Avons entendu déclaration Premier Ministre Belgique suivant laquelle Belgique aurait intention abandonner Ruanda-Urundi. Le Congo avoir été crime. Ne voulons le point même crime soit récidivé Ruanda. Faisons appel fierté et honneur Belgique pour reconsidérer position. Parti Unaf Reurop Aprosoma demande transfert bases belges Congo vers Ruanda et vous assure indéfectible loyalisme et reconnaissance.
(sé) Président Unafreurop Aprosoma.
Télégramme de M. Harroy au Ministre des Affaires africaines citant les câbles de M. Gitera 26 août 1960.
Ci-après deux câbles aprosoma citation :
1) Contacts Mwami avec émissaires Russie inquiètent fort pays. Dénonçons plans universitaires unaristes dont objectif : formation armée mercenaires au Congo, vaste terrorisme, chantage politique, fuite des Belges, massacre leaders hutu et réinstallation régime féodal. Devant situation grave, réexigeons gouvernement responsable immédiatement. Condamnons toute politique favorisant entrée communistes au Ruanda.
2) Kigeri ne respectant plus lois du territoire suivant serment investiture, réclamons suspension pouvoirs Mwami délai vingt-quatre heures. Vu gravité situation présenteront incessamment gouvernement provisoire responsable pays remplacement Mwami défaillant. Fin citation. Situation se détériore rapidement Ruanda Goma Rumangabo. Devient extrême urgence mise en place immédiate gouvernement provisoire.
(sé) HARROY.
Télégramme de M. Harroy sur les dispositions du Parmehutu 29 août 1960.
Prévois imminente prise de position hutu si dans 24 ou 48 heures nous n’avons pu reprendre initiative. Makuza avoir fait samedi significatives déclarations à Kigali à cet égard. Suis de plus en plus déforcé envers qui m’interpelle par ignorance dans laquelle suis encore, quant à date retour colonel Logiest. Prière me fournir indication ce lundi matin encore si possible.
(sé) HARROY.
LA POLITIQUE DU POUVOIR TUTELAIRE
La Belgique ayant un moment envisagé d’abandonner la tutelle sur le Rwanda-Burundi, une lettre est envoyée par le Ministre des Affaires Etrangères, M. Wigny, à M. De Schijver, rappelant les considérations juridiques sur la tutelle.
Mise au point de M. Wigny Bruxelles, 12 août 1960.
Mon cher Collègue,
Je crois utile de vous faire part des considérations que m’inspirent les problèmes que pose, dans les circonstances présentes, la tutelle assurée par la Belgique sur leterritoire du Ruanda-Urundi.
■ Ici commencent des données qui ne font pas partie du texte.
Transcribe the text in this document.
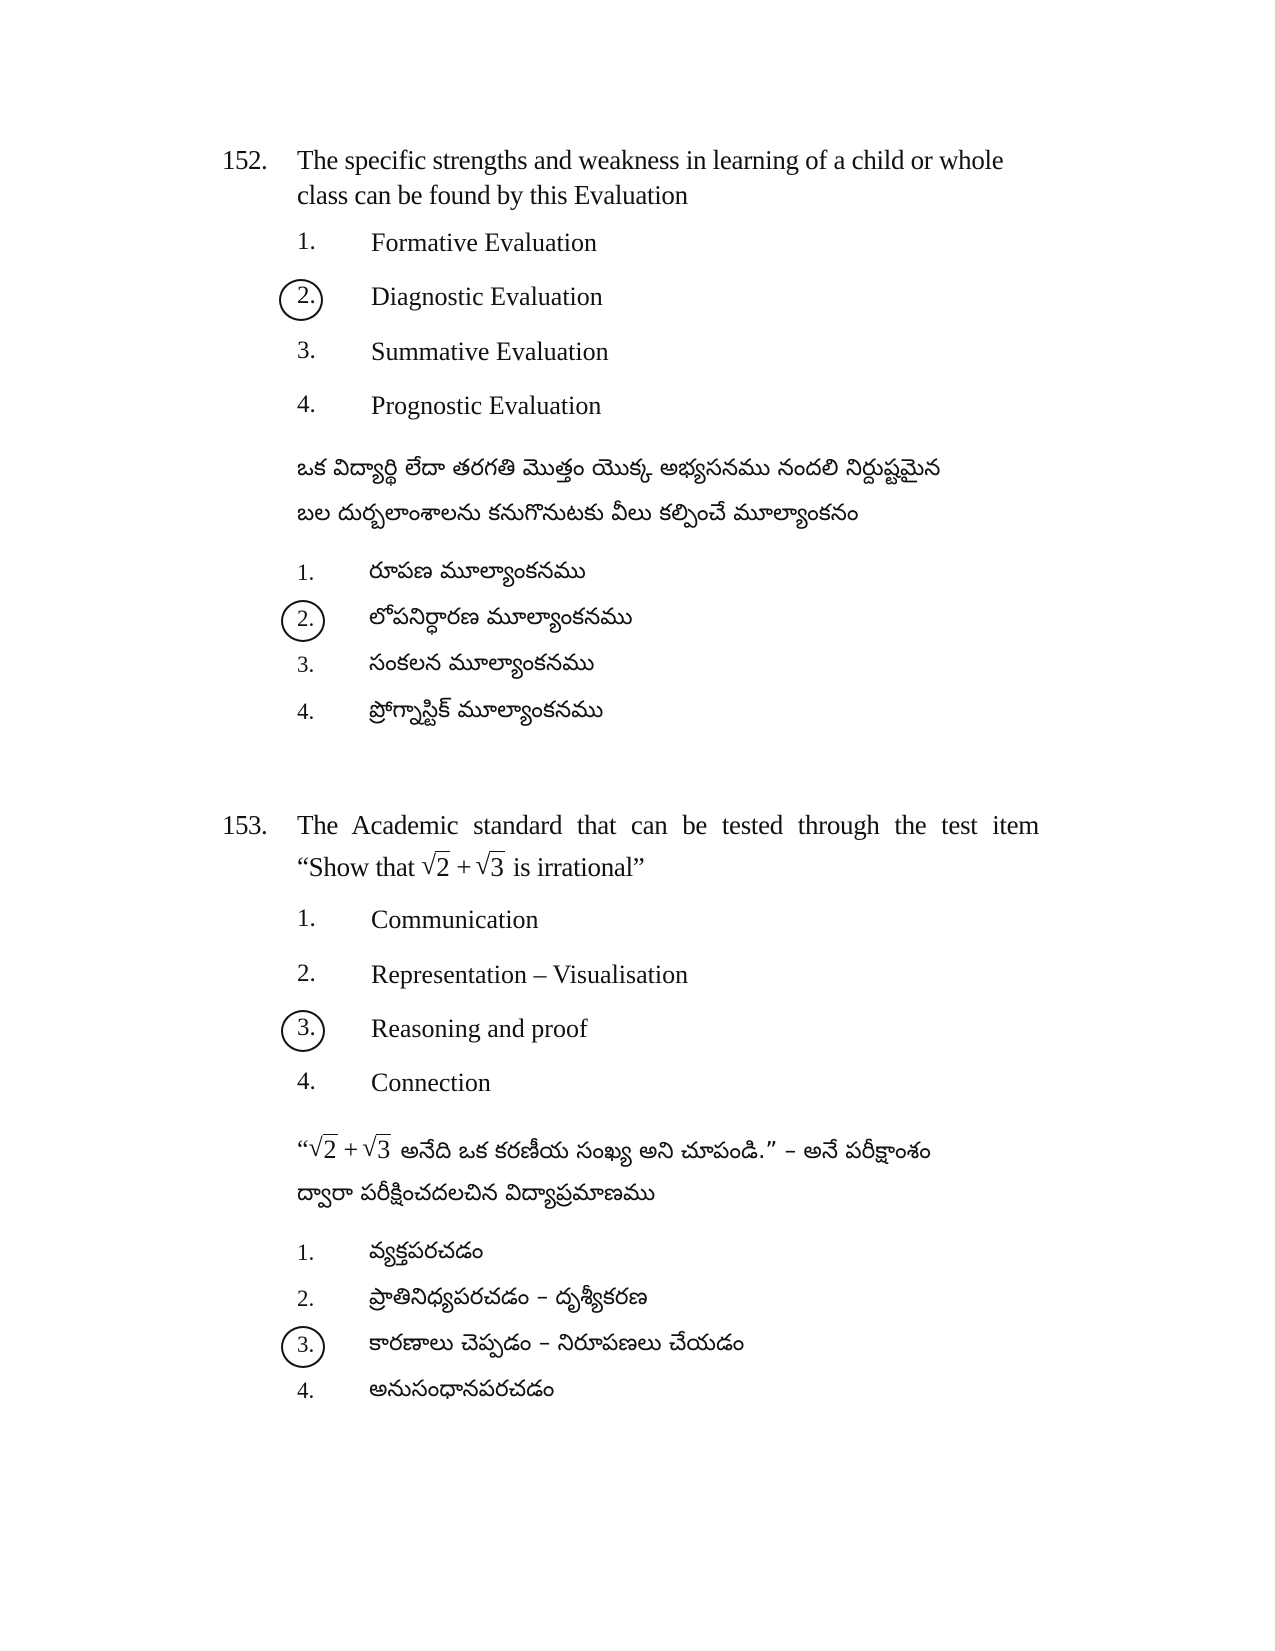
152. The specific strengths and weakness in learning of a child or whole
class can be found by this Evaluation
1.	Formative Evaluation
2.	Diagnostic Evaluation
3.	Summative Evaluation
4.	Prognostic Evaluation
ఒక విద్యార్థి లేదా తరగతి మొత్తం యొక్క అభ్యసనము నందలి నిర్దుష్టమైన
బల దుర్బలాంశాలను కనుగొనుటకు వీలు కల్పించే మూల్యాంకనం
1. రూపణ మూల్యాంకనము
2. లోపనిర్ధారణ మూల్యాంకనము
3. సంకలన మూల్యాంకనము
4. ప్రోగ్నాస్టిక్ మూల్యాంకనము
153. The Academic standard that can be tested through the test item
“Show that √ 2 + √ 3 is irrational”
1.	Communication
2.	Representation – Visualisation
3.	Reasoning and proof
4.	Connection
“ √ 2 + √ 3 అనేది ఒక కరణీయ సంఖ్య అని చూపండి.” – అనే పరీక్షాంశం
ద్వారా పరీక్షించదలచిన విద్యాప్రమాణము
1. వ్యక్తపరచడం
2. ప్రాతినిధ్యపరచడం – దృశ్యీకరణ
3. కారణాలు చెప్పడం – నిరూపణలు చేయడం
4. అనుసంధానపరచడం
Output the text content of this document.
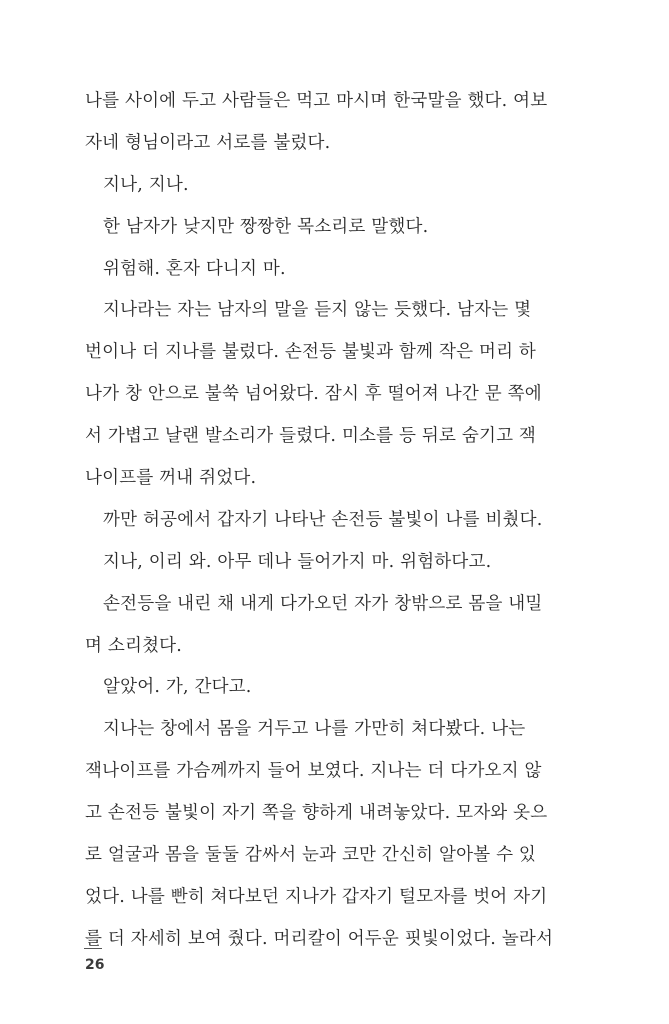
나를 사이에 두고 사람들은 먹고 마시며 한국말을 했다. 여보
자네 형님이라고 서로를 불렀다.
지나, 지나.
한 남자가 낮지만 짱짱한 목소리로 말했다.
위험해. 혼자 다니지 마.
지나라는 자는 남자의 말을 듣지 않는 듯했다. 남자는 몇
번이나 더 지나를 불렀다. 손전등 불빛과 함께 작은 머리 하
나가 창 안으로 불쑥 넘어왔다. 잠시 후 떨어져 나간 문 쪽에
서 가볍고 날랜 발소리가 들렸다. 미소를 등 뒤로 숨기고 잭
나이프를 꺼내 쥐었다.
까만 허공에서 갑자기 나타난 손전등 불빛이 나를 비췄다.
지나, 이리 와. 아무 데나 들어가지 마. 위험하다고.
손전등을 내린 채 내게 다가오던 자가 창밖으로 몸을 내밀
며 소리쳤다.
알았어. 가, 간다고.
지나는 창에서 몸을 거두고 나를 가만히 쳐다봤다. 나는
잭나이프를 가슴께까지 들어 보였다. 지나는 더 다가오지 않
고 손전등 불빛이 자기 쪽을 향하게 내려놓았다. 모자와 옷으
로 얼굴과 몸을 둘둘 감싸서 눈과 코만 간신히 알아볼 수 있
었다. 나를 빤히 쳐다보던 지나가 갑자기 털모자를 벗어 자기
를 더 자세히 보여 줬다. 머리칼이 어두운 핏빛이었다. 놀라서
26
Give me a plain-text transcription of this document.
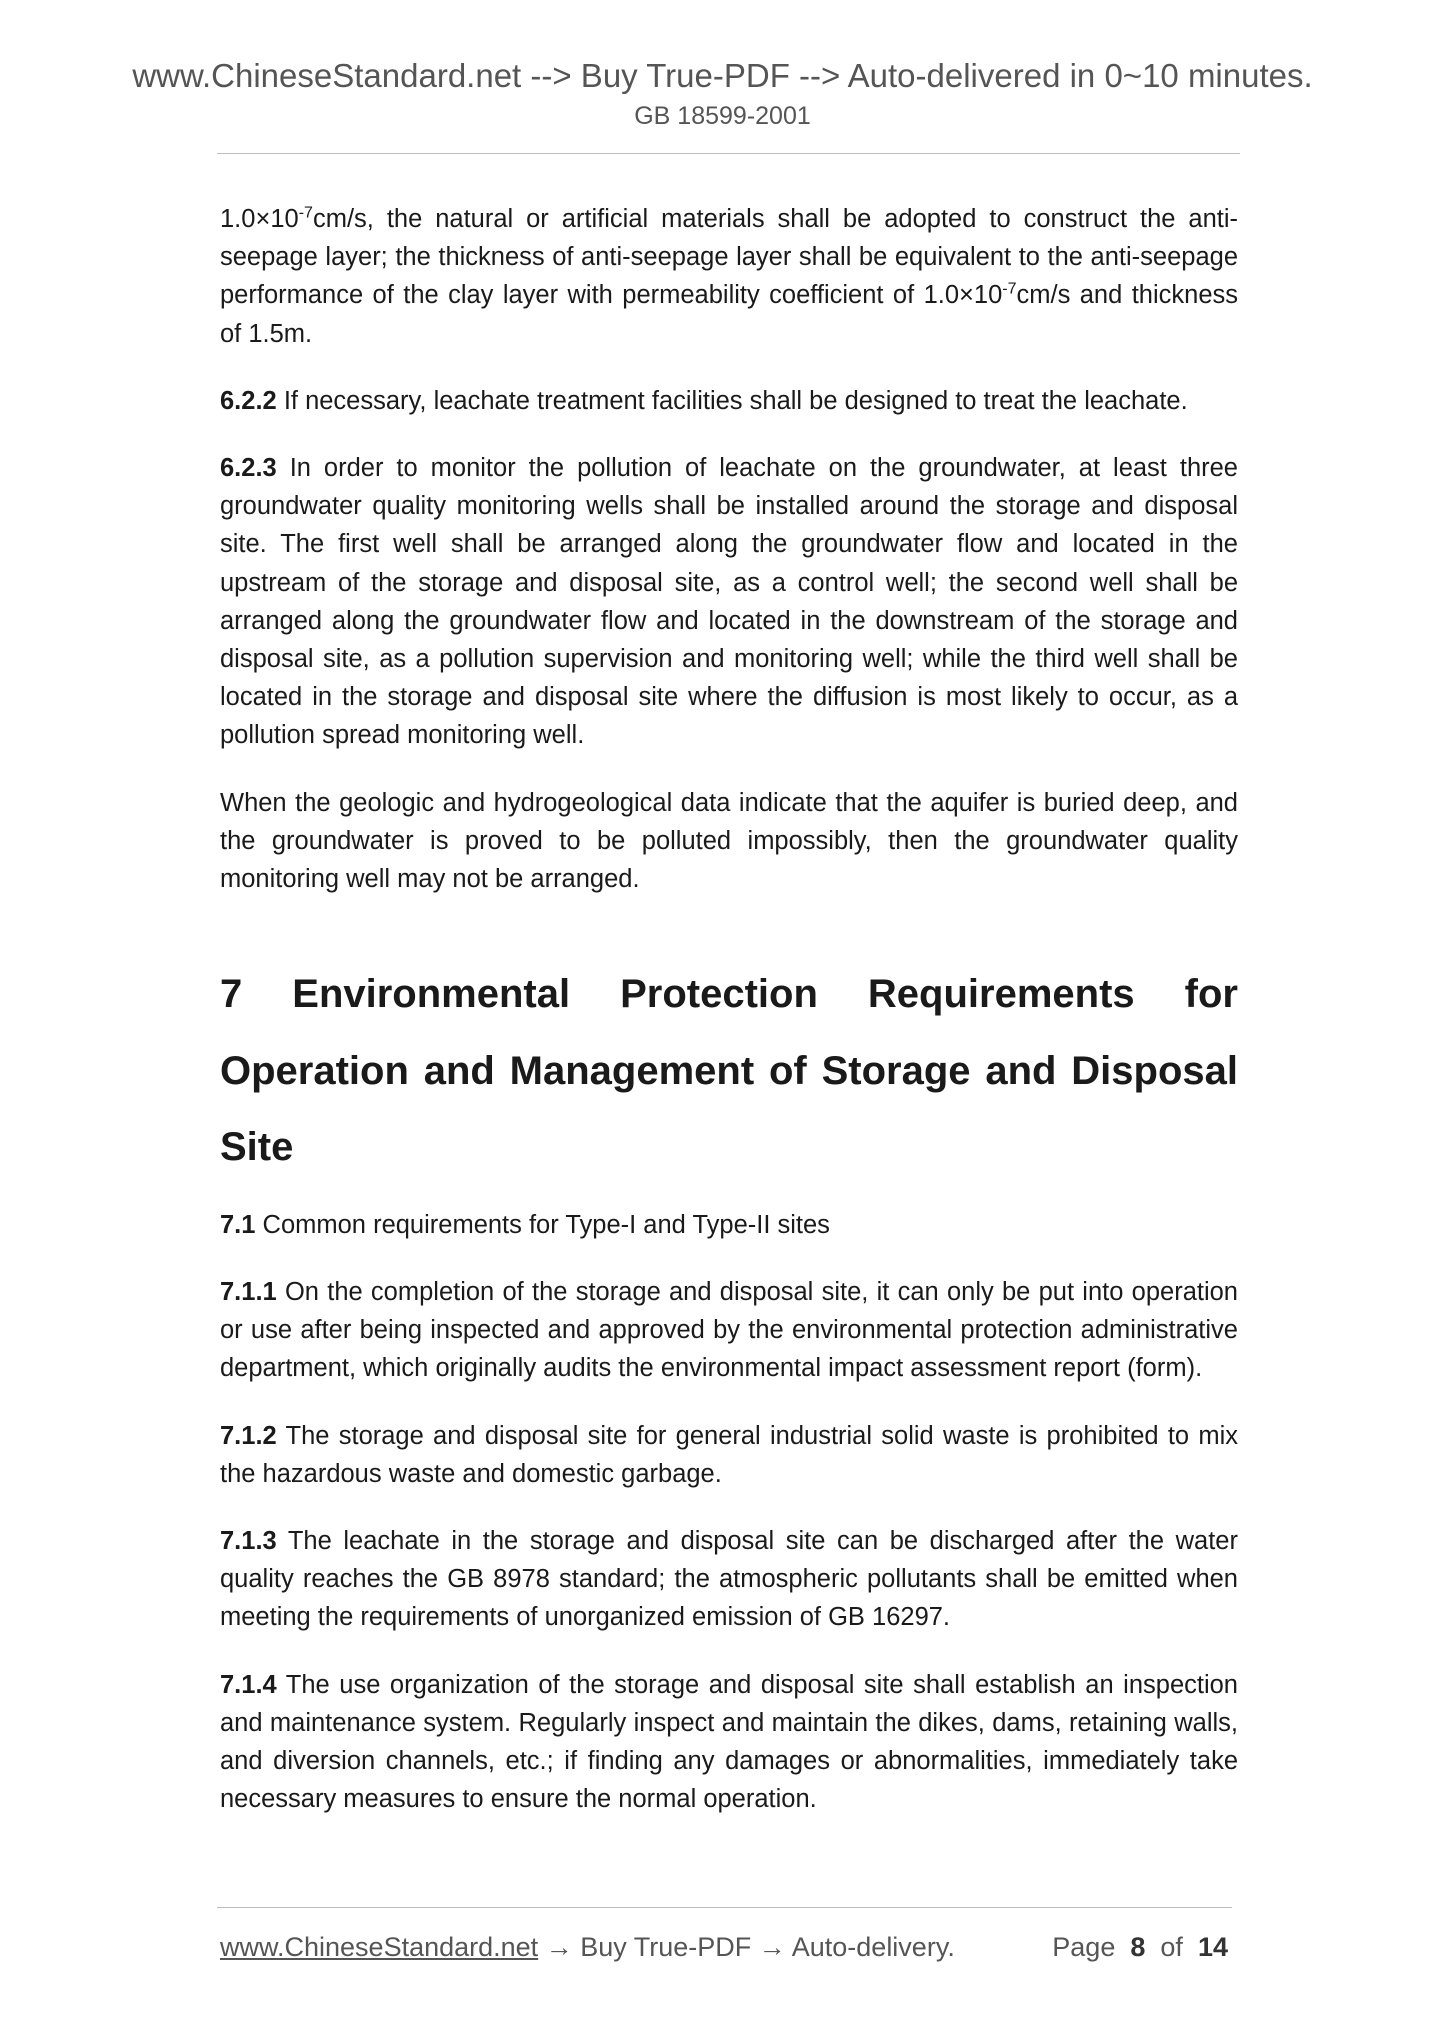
www.ChineseStandard.net --> Buy True-PDF --> Auto-delivered in 0~10 minutes.
GB 18599-2001

$1.0\times 10^{-7}cm/s$, the natural or artificial materials shall be adopted to construct the anti-seepage layer; the thickness of anti-seepage layer shall be equivalent to the anti-seepage performance of the clay layer with permeability coefficient of $1.0\times 10^{-7}cm/s$ and thickness of 1.5m.

6.2.2 If necessary, leachate treatment facilities shall be designed to treat the leachate.

6.2.3 In order to monitor the pollution of leachate on the groundwater, at least three groundwater quality monitoring wells shall be installed around the storage and disposal site. The first well shall be arranged along the groundwater flow and located in the upstream of the storage and disposal site, as a control well; the second well shall be arranged along the groundwater flow and located in the downstream of the storage and disposal site, as a pollution supervision and monitoring well; while the third well shall be located in the storage and disposal site where the diffusion is most likely to occur, as a pollution spread monitoring well.

When the geologic and hydrogeological data indicate that the aquifer is buried deep, and the groundwater is proved to be polluted impossibly, then the groundwater quality monitoring well may not be arranged.

7 Environmental Protection Requirements for Operation and Management of Storage and Disposal Site

7.1 Common requirements for Type-I and Type-II sites

7.1.1 On the completion of the storage and disposal site, it can only be put into operation or use after being inspected and approved by the environmental protection administrative department, which originally audits the environmental impact assessment report (form).

7.1.2 The storage and disposal site for general industrial solid waste is prohibited to mix the hazardous waste and domestic garbage.

7.1.3 The leachate in the storage and disposal site can be discharged after the water quality reaches the GB 8978 standard; the atmospheric pollutants shall be emitted when meeting the requirements of unorganized emission of GB 16297.

7.1.4 The use organization of the storage and disposal site shall establish an inspection and maintenance system. Regularly inspect and maintain the dikes, dams, retaining walls, and diversion channels, etc.; if finding any damages or abnormalities, immediately take necessary measures to ensure the normal operation.

www.ChineseStandard.net → Buy True-PDF → Auto-delivery.	Page 8 of 14
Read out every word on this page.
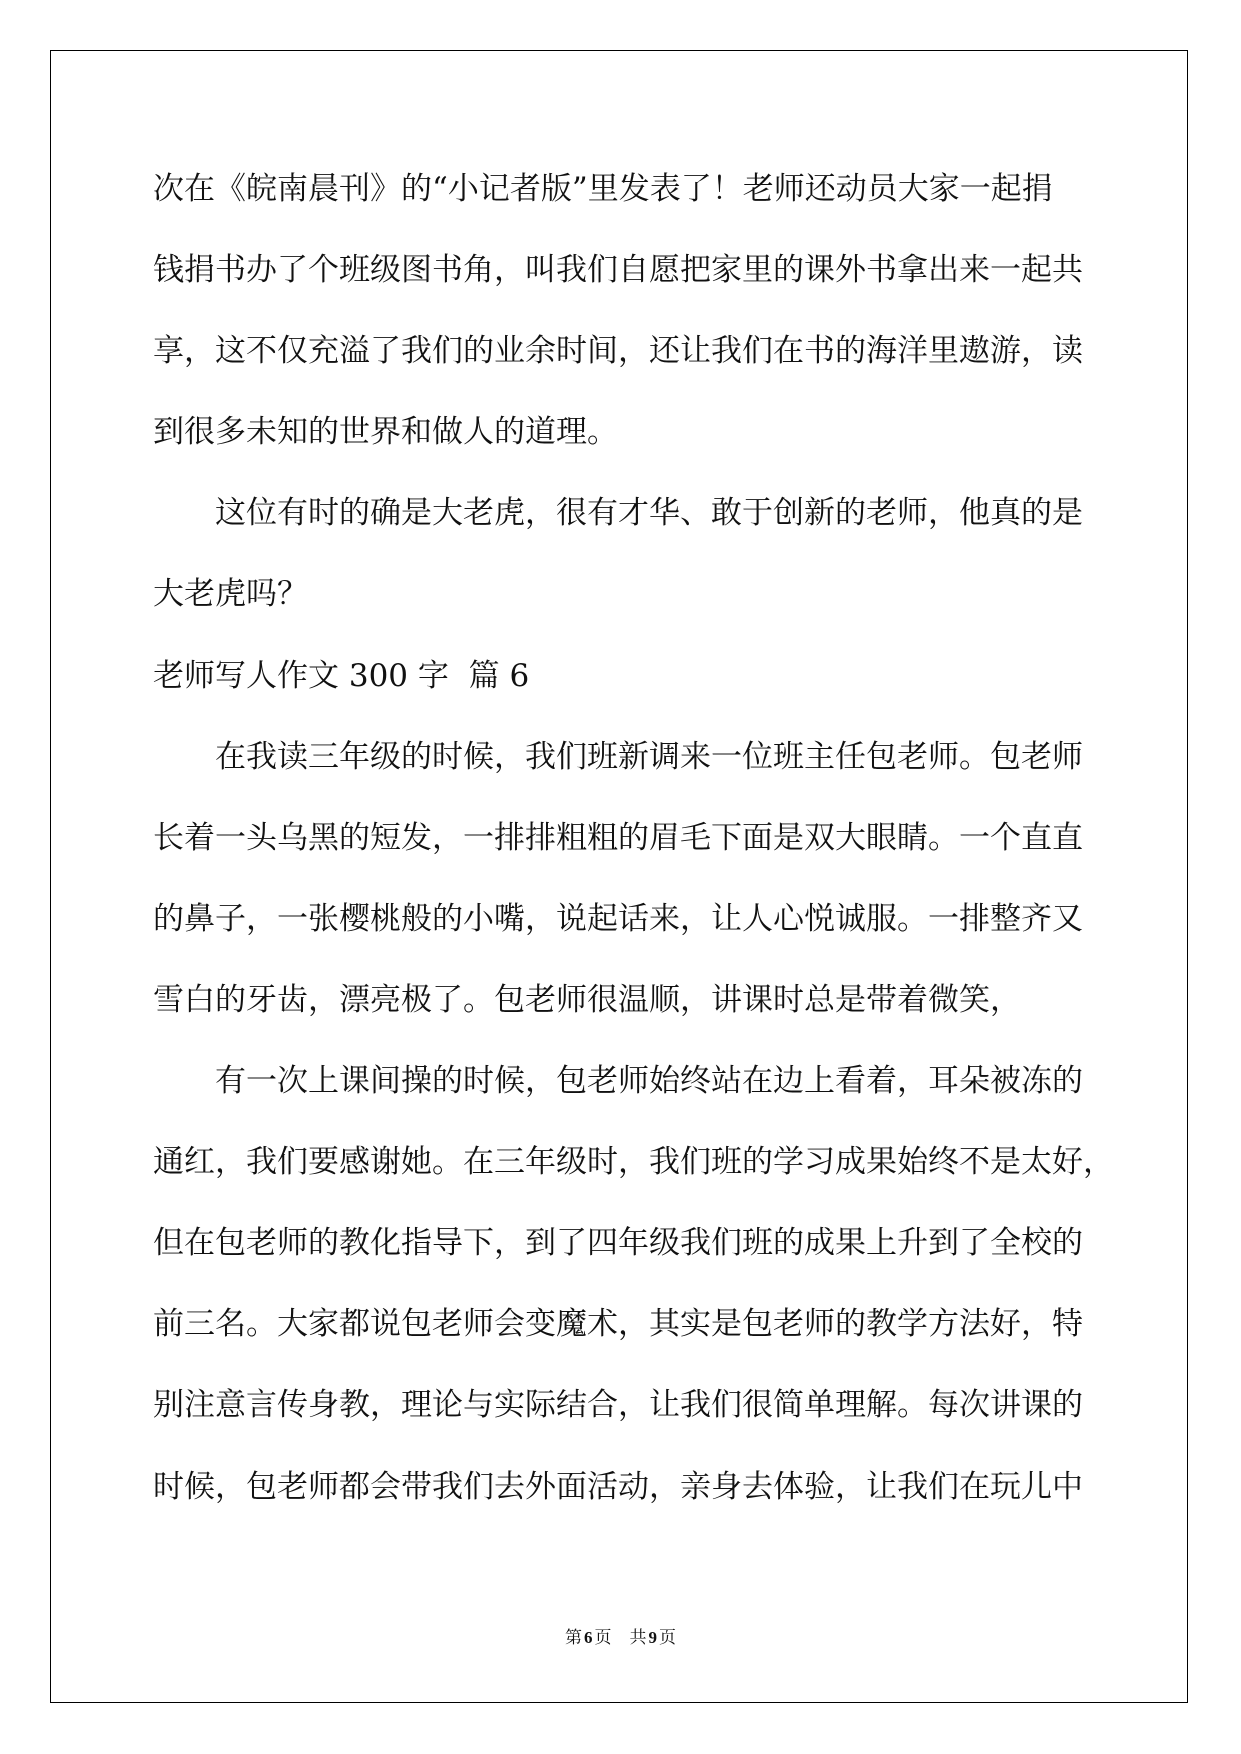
次在《皖南晨刊》的“小记者版”里发表了！老师还动员大家一起捐
钱捐书办了个班级图书角，叫我们自愿把家里的课外书拿出来一起共
享，这不仅充溢了我们的业余时间，还让我们在书的海洋里遨游，读
到很多未知的世界和做人的道理。
这位有时的确是大老虎，很有才华、敢于创新的老师，他真的是
大老虎吗？
老师写人作文 300 字  篇 6
在我读三年级的时候，我们班新调来一位班主任包老师。包老师
长着一头乌黑的短发，一排排粗粗的眉毛下面是双大眼睛。一个直直
的鼻子，一张樱桃般的小嘴，说起话来，让人心悦诚服。一排整齐又
雪白的牙齿，漂亮极了。包老师很温顺，讲课时总是带着微笑，
有一次上课间操的时候，包老师始终站在边上看着，耳朵被冻的
通红，我们要感谢她。在三年级时，我们班的学习成果始终不是太好，
但在包老师的教化指导下，到了四年级我们班的成果上升到了全校的
前三名。大家都说包老师会变魔术，其实是包老师的教学方法好，特
别注意言传身教，理论与实际结合，让我们很简单理解。每次讲课的
时候，包老师都会带我们去外面活动，亲身去体验，让我们在玩儿中
第 6 页 共 9 页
Une déclaration de M. le Premier Ministre, intervenue pendant mon séjour à New York, envisage l’abandon anticipé de cette mission de tutelle.
Au point de vue de nos obligations internationales, la situation se présente à mon sens comme suit. Comme vous le savez, le régime de tutelle en question repose sur le chapitre XII de la Charte des Nations Unies et sur l’Accord de Tutelle approuvé par l’Assemblée Générale des Nations Unies, le 13 décembre 1946.
Il importe de distinguer entre l’abandon par la Belgique de ses obligations de tutelle et une modification éventuelle des obligations reprises dans ledit accord.
En ce qui concerne la première hypothèse : ni le chapitre 12 de la Charte, ni l’Accord de Tutelle approuvé le 13 décembre 1946 ne comportent de dispositions relatives à la fin du régime de tutelle. L’accord donné par la Belgique en 1946, par lequel elle a assumé la charge de la tutelle, comporte un délai : celui de l’arrivée à la maturité politique nécessaire du territoire en question (voir article 76 de la Charte et article 3 de l’Accord de Tutelle).
Il paraît certain que la Belgique n’a pas le droit de renoncer à sa mission, avant la réalisation de cette condition. Si on se réfère à la pratique suivie en fait pour les régimes de tutelle auxquels il a été mis fin depuis 1946 (Somalie, Cameroun, Togo français, Togo britannique), on constate que l’Assemblée Générale des Nations Unies est chaque fois intervenue.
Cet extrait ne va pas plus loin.